If I was a sufficiently good person, I would donate my copy of Matthew Loux’s Salt Water Taffy: A Climb up Mt. Barnabas (Oni Press) to the local library so that area schoolchildren could take in its many charms and borrow it to the point of decay, as I know they would. I’m not that good a person, so I’m keeping it for myself.

The first volume of this series was easily one of the most delightful comics discoveries of the year. The second is just a bit better in that Loux’s storytelling is a bit more confident, and his absurd sense of humor has a bit freer reign. Having established that weird things happen in the seaside hamlet of Chowder Bay, Loux can dive into new weirdness faster and take it a little farther.

This time around, Jack and Benny Putnam have put their father on the defensive with their hero-worship of Angus an old, Chowder Bay salt with his finger on the pulse of local lore (because he was there for most of it). Dad tells a whopper, and the kids are duly impressed. They’re so impressed that they decide to reenact Dad’s adventure.

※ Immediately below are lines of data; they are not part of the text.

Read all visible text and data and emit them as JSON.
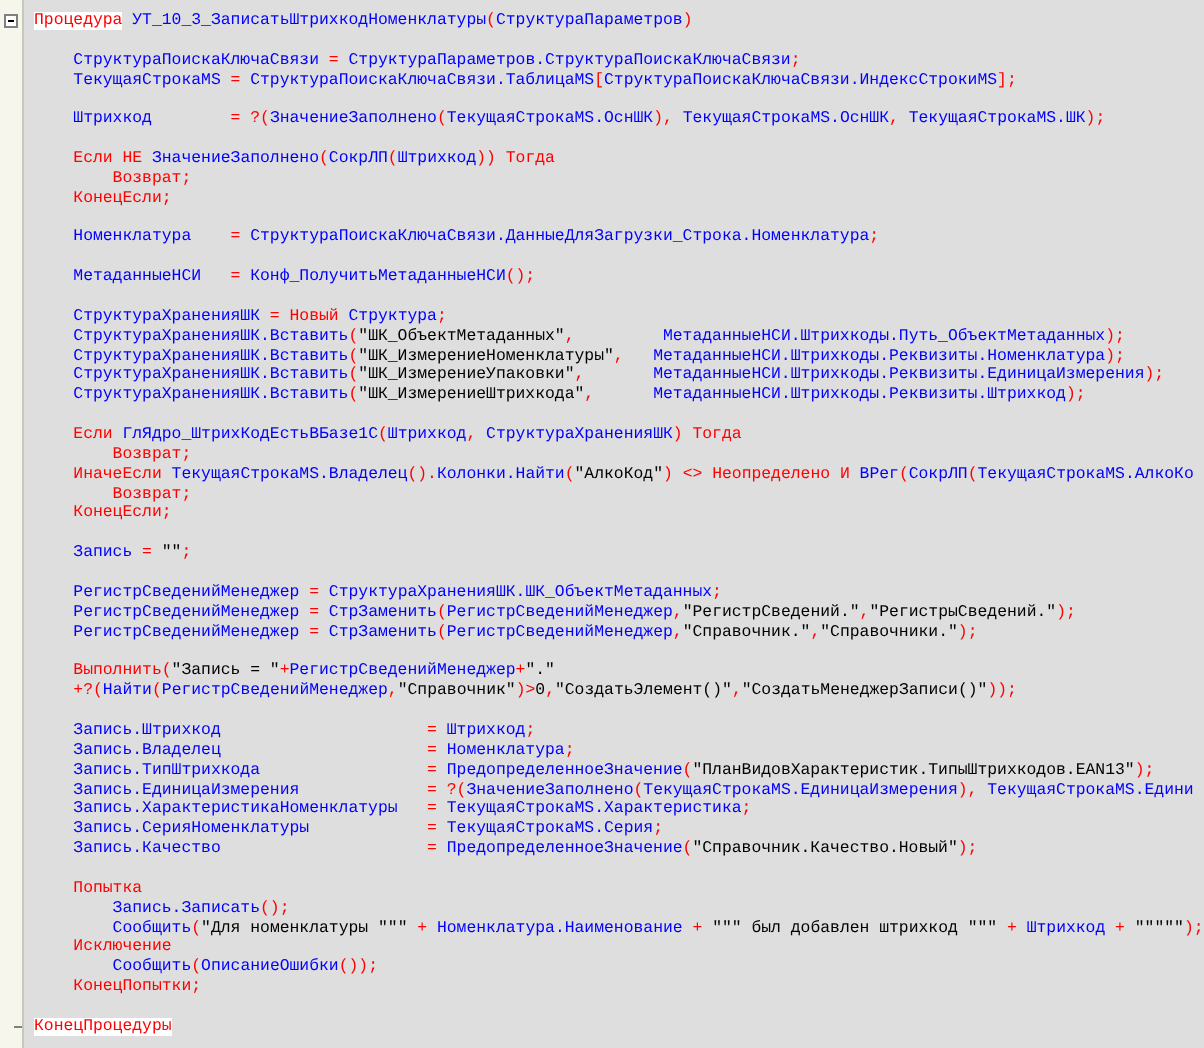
{
  "editor": {
    "lines": [
      {
        "kind": "procedure_start",
        "tokens": [
          {
            "kind": "marked_keyword",
            "text": "Процедура"
          },
          {
            "kind": "name",
            "text": " УТ_10_3_ЗаписатьШтрихкодНоменклатуры"
          },
          {
            "kind": "operator",
            "text": "("
          },
          {
            "kind": "name",
            "text": "СтруктураПараметров"
          },
          {
            "kind": "operator",
            "text": ")"
          }
        ]
      },
      {
        "kind": "blank"
      },
      {
        "kind": "code",
        "tokens": [
          {
            "kind": "name",
            "text": "    СтруктураПоискаКлючаСвязи"
          },
          {
            "kind": "operator",
            "text": " = "
          },
          {
            "kind": "name",
            "text": "СтруктураПараметров.СтруктураПоискаКлючаСвязи"
          },
          {
            "kind": "operator",
            "text": ";"
          }
        ]
      },
      {
        "kind": "code",
        "tokens": [
          {
            "kind": "name",
            "text": "    ТекущаяСтрокаMS"
          },
          {
            "kind": "operator",
            "text": " = "
          },
          {
            "kind": "name",
            "text": "СтруктураПоискаКлючаСвязи.ТаблицаMS"
          },
          {
            "kind": "operator",
            "text": "["
          },
          {
            "kind": "name",
            "text": "СтруктураПоискаКлючаСвязи.ИндексСтрокиMS"
          },
          {
            "kind": "operator",
            "text": "];"
          }
        ]
      },
      {
        "kind": "blank"
      },
      {
        "kind": "code",
        "tokens": [
          {
            "kind": "name",
            "text": "    Штрихкод"
          },
          {
            "kind": "operator",
            "text": "        = ?("
          },
          {
            "kind": "name",
            "text": "ЗначениеЗаполнено"
          },
          {
            "kind": "operator",
            "text": "("
          },
          {
            "kind": "name",
            "text": "ТекущаяСтрокаMS.ОснШК"
          },
          {
            "kind": "operator",
            "text": "), "
          },
          {
            "kind": "name",
            "text": "ТекущаяСтрокаMS.ОснШК"
          },
          {
            "kind": "operator",
            "text": ", "
          },
          {
            "kind": "name",
            "text": "ТекущаяСтрокаMS.ШК"
          },
          {
            "kind": "operator",
            "text": ");"
          }
        ]
      },
      {
        "kind": "blank"
      },
      {
        "kind": "code",
        "tokens": [
          {
            "kind": "keyword",
            "text": "    Если НЕ "
          },
          {
            "kind": "name",
            "text": "ЗначениеЗаполнено"
          },
          {
            "kind": "operator",
            "text": "("
          },
          {
            "kind": "name",
            "text": "СокрЛП"
          },
          {
            "kind": "operator",
            "text": "("
          },
          {
            "kind": "name",
            "text": "Штрихкод"
          },
          {
            "kind": "operator",
            "text": ")) "
          },
          {
            "kind": "keyword",
            "text": "Тогда"
          }
        ]
      },
      {
        "kind": "code",
        "tokens": [
          {
            "kind": "keyword",
            "text": "        Возврат;"
          }
        ]
      },
      {
        "kind": "code",
        "tokens": [
          {
            "kind": "keyword",
            "text": "    КонецЕсли;"
          }
        ]
      },
      {
        "kind": "blank"
      },
      {
        "kind": "code",
        "tokens": [
          {
            "kind": "name",
            "text": "    Номенклатура"
          },
          {
            "kind": "operator",
            "text": "    = "
          },
          {
            "kind": "name",
            "text": "СтруктураПоискаКлючаСвязи.ДанныеДляЗагрузки_Строка.Номенклатура"
          },
          {
            "kind": "operator",
            "text": ";"
          }
        ]
      },
      {
        "kind": "blank"
      },
      {
        "kind": "code",
        "tokens": [
          {
            "kind": "name",
            "text": "    МетаданныеНСИ"
          },
          {
            "kind": "operator",
            "text": "   = "
          },
          {
            "kind": "name",
            "text": "Конф_ПолучитьМетаданныеНСИ"
          },
          {
            "kind": "operator",
            "text": "();"
          }
        ]
      },
      {
        "kind": "blank"
      },
      {
        "kind": "code",
        "tokens": [
          {
            "kind": "name",
            "text": "    СтруктураХраненияШК"
          },
          {
            "kind": "operator",
            "text": " = "
          },
          {
            "kind": "keyword",
            "text": "Новый "
          },
          {
            "kind": "name",
            "text": "Структура"
          },
          {
            "kind": "operator",
            "text": ";"
          }
        ]
      },
      {
        "kind": "code",
        "tokens": [
          {
            "kind": "name",
            "text": "    СтруктураХраненияШК.Вставить"
          },
          {
            "kind": "operator",
            "text": "("
          },
          {
            "kind": "string",
            "text": "\"ШК_ОбъектМетаданных\""
          },
          {
            "kind": "operator",
            "text": ",         "
          },
          {
            "kind": "name",
            "text": "МетаданныеНСИ.Штрихкоды.Путь_ОбъектМетаданных"
          },
          {
            "kind": "operator",
            "text": ");"
          }
        ]
      },
      {
        "kind": "code",
        "tokens": [
          {
            "kind": "name",
            "text": "    СтруктураХраненияШК.Вставить"
          },
          {
            "kind": "operator",
            "text": "("
          },
          {
            "kind": "string",
            "text": "\"ШК_ИзмерениеНоменклатуры\""
          },
          {
            "kind": "operator",
            "text": ",   "
          },
          {
            "kind": "name",
            "text": "МетаданныеНСИ.Штрихкоды.Реквизиты.Номенклатура"
          },
          {
            "kind": "operator",
            "text": ");"
          }
        ]
      },
      {
        "kind": "code",
        "tokens": [
          {
            "kind": "name",
            "text": "    СтруктураХраненияШК.Вставить"
          },
          {
            "kind": "operator",
            "text": "("
          },
          {
            "kind": "string",
            "text": "\"ШК_ИзмерениеУпаковки\""
          },
          {
            "kind": "operator",
            "text": ",       "
          },
          {
            "kind": "name",
            "text": "МетаданныеНСИ.Штрихкоды.Реквизиты.ЕдиницаИзмерения"
          },
          {
            "kind": "operator",
            "text": ");"
          }
        ]
      },
      {
        "kind": "code",
        "tokens": [
          {
            "kind": "name",
            "text": "    СтруктураХраненияШК.Вставить"
          },
          {
            "kind": "operator",
            "text": "("
          },
          {
            "kind": "string",
            "text": "\"ШК_ИзмерениеШтрихкода\""
          },
          {
            "kind": "operator",
            "text": ",      "
          },
          {
            "kind": "name",
            "text": "МетаданныеНСИ.Штрихкоды.Реквизиты.Штрихкод"
          },
          {
            "kind": "operator",
            "text": ");"
          }
        ]
      },
      {
        "kind": "blank"
      },
      {
        "kind": "code",
        "tokens": [
          {
            "kind": "keyword",
            "text": "    Если "
          },
          {
            "kind": "name",
            "text": "ГлЯдро_ШтрихКодЕстьВБазе1С"
          },
          {
            "kind": "operator",
            "text": "("
          },
          {
            "kind": "name",
            "text": "Штрихкод"
          },
          {
            "kind": "operator",
            "text": ", "
          },
          {
            "kind": "name",
            "text": "СтруктураХраненияШК"
          },
          {
            "kind": "operator",
            "text": ") "
          },
          {
            "kind": "keyword",
            "text": "Тогда"
          }
        ]
      },
      {
        "kind": "code",
        "tokens": [
          {
            "kind": "keyword",
            "text": "        Возврат;"
          }
        ]
      },
      {
        "kind": "code",
        "tokens": [
          {
            "kind": "keyword",
            "text": "    ИначеЕсли "
          },
          {
            "kind": "name",
            "text": "ТекущаяСтрокаMS.Владелец"
          },
          {
            "kind": "operator",
            "text": "()."
          },
          {
            "kind": "name",
            "text": "Колонки.Найти"
          },
          {
            "kind": "operator",
            "text": "("
          },
          {
            "kind": "string",
            "text": "\"АлкоКод\""
          },
          {
            "kind": "operator",
            "text": ") <> "
          },
          {
            "kind": "keyword",
            "text": "Неопределено И "
          },
          {
            "kind": "name",
            "text": "ВРег"
          },
          {
            "kind": "operator",
            "text": "("
          },
          {
            "kind": "name",
            "text": "СокрЛП"
          },
          {
            "kind": "operator",
            "text": "("
          },
          {
            "kind": "name",
            "text": "ТекущаяСтрокаMS.АлкоКо"
          }
        ]
      },
      {
        "kind": "code",
        "tokens": [
          {
            "kind": "keyword",
            "text": "        Возврат;"
          }
        ]
      },
      {
        "kind": "code",
        "tokens": [
          {
            "kind": "keyword",
            "text": "    КонецЕсли;"
          }
        ]
      },
      {
        "kind": "blank"
      },
      {
        "kind": "code",
        "tokens": [
          {
            "kind": "name",
            "text": "    Запись"
          },
          {
            "kind": "operator",
            "text": " = "
          },
          {
            "kind": "string",
            "text": "\"\""
          },
          {
            "kind": "operator",
            "text": ";"
          }
        ]
      },
      {
        "kind": "blank"
      },
      {
        "kind": "code",
        "tokens": [
          {
            "kind": "name",
            "text": "    РегистрСведенийМенеджер"
          },
          {
            "kind": "operator",
            "text": " = "
          },
          {
            "kind": "name",
            "text": "СтруктураХраненияШК.ШК_ОбъектМетаданных"
          },
          {
            "kind": "operator",
            "text": ";"
          }
        ]
      },
      {
        "kind": "code",
        "tokens": [
          {
            "kind": "name",
            "text": "    РегистрСведенийМенеджер"
          },
          {
            "kind": "operator",
            "text": " = "
          },
          {
            "kind": "name",
            "text": "СтрЗаменить"
          },
          {
            "kind": "operator",
            "text": "("
          },
          {
            "kind": "name",
            "text": "РегистрСведенийМенеджер"
          },
          {
            "kind": "operator",
            "text": ","
          },
          {
            "kind": "string",
            "text": "\"РегистрСведений.\""
          },
          {
            "kind": "operator",
            "text": ","
          },
          {
            "kind": "string",
            "text": "\"РегистрыСведений.\""
          },
          {
            "kind": "operator",
            "text": ");"
          }
        ]
      },
      {
        "kind": "code",
        "tokens": [
          {
            "kind": "name",
            "text": "    РегистрСведенийМенеджер"
          },
          {
            "kind": "operator",
            "text": " = "
          },
          {
            "kind": "name",
            "text": "СтрЗаменить"
          },
          {
            "kind": "operator",
            "text": "("
          },
          {
            "kind": "name",
            "text": "РегистрСведенийМенеджер"
          },
          {
            "kind": "operator",
            "text": ","
          },
          {
            "kind": "string",
            "text": "\"Справочник.\""
          },
          {
            "kind": "operator",
            "text": ","
          },
          {
            "kind": "string",
            "text": "\"Справочники.\""
          },
          {
            "kind": "operator",
            "text": ");"
          }
        ]
      },
      {
        "kind": "blank"
      },
      {
        "kind": "code",
        "tokens": [
          {
            "kind": "keyword",
            "text": "    Выполнить"
          },
          {
            "kind": "operator",
            "text": "("
          },
          {
            "kind": "string",
            "text": "\"Запись = \""
          },
          {
            "kind": "operator",
            "text": "+"
          },
          {
            "kind": "name",
            "text": "РегистрСведенийМенеджер"
          },
          {
            "kind": "operator",
            "text": "+"
          },
          {
            "kind": "string",
            "text": "\".\""
          }
        ]
      },
      {
        "kind": "code",
        "tokens": [
          {
            "kind": "operator",
            "text": "    +?("
          },
          {
            "kind": "name",
            "text": "Найти"
          },
          {
            "kind": "operator",
            "text": "("
          },
          {
            "kind": "name",
            "text": "РегистрСведенийМенеджер"
          },
          {
            "kind": "operator",
            "text": ","
          },
          {
            "kind": "string",
            "text": "\"Справочник\""
          },
          {
            "kind": "operator",
            "text": ")>"
          },
          {
            "kind": "string",
            "text": "0"
          },
          {
            "kind": "operator",
            "text": ","
          },
          {
            "kind": "string",
            "text": "\"СоздатьЭлемент()\""
          },
          {
            "kind": "operator",
            "text": ","
          },
          {
            "kind": "string",
            "text": "\"СоздатьМенеджерЗаписи()\""
          },
          {
            "kind": "operator",
            "text": "));"
          }
        ]
      },
      {
        "kind": "blank"
      },
      {
        "kind": "code",
        "tokens": [
          {
            "kind": "name",
            "text": "    Запись.Штрихкод"
          },
          {
            "kind": "operator",
            "text": "                     = "
          },
          {
            "kind": "name",
            "text": "Штрихкод"
          },
          {
            "kind": "operator",
            "text": ";"
          }
        ]
      },
      {
        "kind": "code",
        "tokens": [
          {
            "kind": "name",
            "text": "    Запись.Владелец"
          },
          {
            "kind": "operator",
            "text": "                     = "
          },
          {
            "kind": "name",
            "text": "Номенклатура"
          },
          {
            "kind": "operator",
            "text": ";"
          }
        ]
      },
      {
        "kind": "code",
        "tokens": [
          {
            "kind": "name",
            "text": "    Запись.ТипШтрихкода"
          },
          {
            "kind": "operator",
            "text": "                 = "
          },
          {
            "kind": "name",
            "text": "ПредопределенноеЗначение"
          },
          {
            "kind": "operator",
            "text": "("
          },
          {
            "kind": "string",
            "text": "\"ПланВидовХарактеристик.ТипыШтрихкодов.EAN13\""
          },
          {
            "kind": "operator",
            "text": ");"
          }
        ]
      },
      {
        "kind": "code",
        "tokens": [
          {
            "kind": "name",
            "text": "    Запись.ЕдиницаИзмерения"
          },
          {
            "kind": "operator",
            "text": "             = ?("
          },
          {
            "kind": "name",
            "text": "ЗначениеЗаполнено"
          },
          {
            "kind": "operator",
            "text": "("
          },
          {
            "kind": "name",
            "text": "ТекущаяСтрокаMS.ЕдиницаИзмерения"
          },
          {
            "kind": "operator",
            "text": "), "
          },
          {
            "kind": "name",
            "text": "ТекущаяСтрокаMS.Едини"
          }
        ]
      },
      {
        "kind": "code",
        "tokens": [
          {
            "kind": "name",
            "text": "    Запись.ХарактеристикаНоменклатуры"
          },
          {
            "kind": "operator",
            "text": "   = "
          },
          {
            "kind": "name",
            "text": "ТекущаяСтрокаMS.Характеристика"
          },
          {
            "kind": "operator",
            "text": ";"
          }
        ]
      },
      {
        "kind": "code",
        "tokens": [
          {
            "kind": "name",
            "text": "    Запись.СерияНоменклатуры"
          },
          {
            "kind": "operator",
            "text": "            = "
          },
          {
            "kind": "name",
            "text": "ТекущаяСтрокаMS.Серия"
          },
          {
            "kind": "operator",
            "text": ";"
          }
        ]
      },
      {
        "kind": "code",
        "tokens": [
          {
            "kind": "name",
            "text": "    Запись.Качество"
          },
          {
            "kind": "operator",
            "text": "                     = "
          },
          {
            "kind": "name",
            "text": "ПредопределенноеЗначение"
          },
          {
            "kind": "operator",
            "text": "("
          },
          {
            "kind": "string",
            "text": "\"Справочник.Качество.Новый\""
          },
          {
            "kind": "operator",
            "text": ");"
          }
        ]
      },
      {
        "kind": "blank"
      },
      {
        "kind": "code",
        "tokens": [
          {
            "kind": "keyword",
            "text": "    Попытка"
          }
        ]
      },
      {
        "kind": "code",
        "tokens": [
          {
            "kind": "name",
            "text": "        Запись.Записать"
          },
          {
            "kind": "operator",
            "text": "();"
          }
        ]
      },
      {
        "kind": "code",
        "tokens": [
          {
            "kind": "name",
            "text": "        Сообщить"
          },
          {
            "kind": "operator",
            "text": "("
          },
          {
            "kind": "string",
            "text": "\"Для номенклатуры \"\"\""
          },
          {
            "kind": "operator",
            "text": " + "
          },
          {
            "kind": "name",
            "text": "Номенклатура.Наименование"
          },
          {
            "kind": "operator",
            "text": " + "
          },
          {
            "kind": "string",
            "text": "\"\"\" был добавлен штрихкод \"\"\""
          },
          {
            "kind": "operator",
            "text": " + "
          },
          {
            "kind": "name",
            "text": "Штрихкод"
          },
          {
            "kind": "operator",
            "text": " + "
          },
          {
            "kind": "string",
            "text": "\"\"\"\"\""
          },
          {
            "kind": "operator",
            "text": ");"
          }
        ]
      },
      {
        "kind": "code",
        "tokens": [
          {
            "kind": "keyword",
            "text": "    Исключение"
          }
        ]
      },
      {
        "kind": "code",
        "tokens": [
          {
            "kind": "name",
            "text": "        Сообщить"
          },
          {
            "kind": "operator",
            "text": "("
          },
          {
            "kind": "name",
            "text": "ОписаниеОшибки"
          },
          {
            "kind": "operator",
            "text": "());"
          }
        ]
      },
      {
        "kind": "code",
        "tokens": [
          {
            "kind": "keyword",
            "text": "    КонецПопытки;"
          }
        ]
      },
      {
        "kind": "blank"
      },
      {
        "kind": "procedure_end",
        "tokens": [
          {
            "kind": "marked_keyword",
            "text": "КонецПроцедуры"
          }
        ]
      }
    ]
  }
}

What follows involves a perilous climb up the titular peak, a sneaky wolf, improbable headwear, and lots of other engaging stuff. It also involves snappy dialogue, nifty characterization, charmingly loopy art, brisk pacing… pretty much everything you could ask for in a funny adventure comic. There really isn’t a panel wasted.

So no, I’m not going to share my Taffy. Maybe I’ll change my mind if Oni publishes a handsome, hardcover omnibus like they did with Scott Chantler’s Northwest Passage, but until that day comes, the local youngsters are on their own.